A passive activity means any activity which involves the conduct of any trade or business in which the taxpayer does not materially participate and any rental activity unless the taxpayer is a real estate professional. IRC § 469(c). Any other type of income, while it may seem passive, is nonpassive and cannot be used to trigger passive losses. The fact that the taxpayer did not work for the income, or that the income may be designated as “passive” under a Code section other than Code Sec. 469 is irrelevant. Sometimes rental income is not passive. Reg. Sec. 1.469-2(f)(6), which is known as the “self-rental rule,”  provides that when a taxpayer rents property to his own business, the income is not passive activity income. There is also a special deduction that allows a “natural person” to deduct up to $25,000 of rental real estate losses against nonpassive income. Code Sec. 469(i). Learn more about this special deduction.

Generally a limited partner is treated as “passive” for the partnership. Code Sec. 469(h)(2). However, Reg. Sec. 1.469-5T(e)(3)(ii) provides that a partnership interest of an individual is not treated as a limited partnership interest if the individual is a general partner in the partnership at all times during the partnership’s tax year. So, the taxpayer can qualify as materially participating in an activity under any one of the seven tests in Reg. Sec. 1.469-5T(a).

“Where a taxpayer receives income from a third party’s trade or business as a result of some capital or other transaction entered into between the taxpayer and the third-party’s business, the income is treated as either a capital gain or as investment or portfolio income that is not eligible to be offset by passive losses.”  Paragraph 247,145, Parker Tax Pro Library. Code Sec. 469 specifically excludes portfolio income from passive income.


The amount of loss that can be deducted is also limited by the “at-risk” rules. IRC § 465. Generally, the at-risk rules apply to all activities and the losses are limited to the amount for which the taxpayer is at-risk for that activity at the close of the tax year. The at-risk rules are designed to prevent a taxpayer from deducting losses in excess of the taxpayer’s actual economic investment in an activity. A taxpayer is considered at risk for (1) money and the adjusted basis of property contributed to an activity; and (2) amounts borrowed with respect to an activity for which the taxpayer is personally liable or has pledged property. IRC § 465(b)(1). Any loss from an activity which is not allowed under the at-risk rules can be carried over and treated as a deduction in future tax years.

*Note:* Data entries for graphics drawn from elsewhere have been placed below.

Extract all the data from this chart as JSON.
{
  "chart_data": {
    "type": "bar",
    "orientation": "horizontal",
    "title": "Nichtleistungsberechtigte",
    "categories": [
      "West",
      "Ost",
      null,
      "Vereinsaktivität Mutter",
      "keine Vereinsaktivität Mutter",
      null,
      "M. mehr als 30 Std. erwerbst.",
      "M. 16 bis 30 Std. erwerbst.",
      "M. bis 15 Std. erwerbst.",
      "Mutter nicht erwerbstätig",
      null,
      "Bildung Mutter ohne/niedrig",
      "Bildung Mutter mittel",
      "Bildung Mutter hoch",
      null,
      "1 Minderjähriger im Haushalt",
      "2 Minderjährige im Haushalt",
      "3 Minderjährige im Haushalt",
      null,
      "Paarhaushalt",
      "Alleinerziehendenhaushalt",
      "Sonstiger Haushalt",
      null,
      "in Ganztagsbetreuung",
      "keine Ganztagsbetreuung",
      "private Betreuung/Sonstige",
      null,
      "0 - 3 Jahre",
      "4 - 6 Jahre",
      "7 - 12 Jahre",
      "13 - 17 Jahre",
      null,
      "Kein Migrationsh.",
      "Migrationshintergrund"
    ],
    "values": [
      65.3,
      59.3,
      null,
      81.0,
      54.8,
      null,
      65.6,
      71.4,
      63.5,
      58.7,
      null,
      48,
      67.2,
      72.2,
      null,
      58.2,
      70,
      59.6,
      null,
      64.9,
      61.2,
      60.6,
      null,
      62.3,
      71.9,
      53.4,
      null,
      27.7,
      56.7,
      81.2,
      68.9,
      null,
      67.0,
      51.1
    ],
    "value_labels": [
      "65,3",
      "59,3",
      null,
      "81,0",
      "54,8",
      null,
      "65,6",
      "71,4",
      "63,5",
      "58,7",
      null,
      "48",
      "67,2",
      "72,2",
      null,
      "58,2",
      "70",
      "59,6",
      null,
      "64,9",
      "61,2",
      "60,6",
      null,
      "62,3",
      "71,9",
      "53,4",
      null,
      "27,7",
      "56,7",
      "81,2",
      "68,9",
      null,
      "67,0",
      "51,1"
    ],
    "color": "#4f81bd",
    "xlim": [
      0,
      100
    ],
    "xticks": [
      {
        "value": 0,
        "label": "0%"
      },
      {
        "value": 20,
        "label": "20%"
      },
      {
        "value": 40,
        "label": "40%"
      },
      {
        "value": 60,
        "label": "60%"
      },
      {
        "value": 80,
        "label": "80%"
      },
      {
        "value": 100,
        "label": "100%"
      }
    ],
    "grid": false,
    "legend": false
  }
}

To get the maximum income tax benefit from an activity, the owner should be materially participating, and the activity should be classified as a “for profit” activity. This article is meant to provide guidance for the business owner and is not legal advice. You should consult a tax professional before making any changes to your operation.


*This is for information purposes only and is not a substitute for legal advice or recommendations.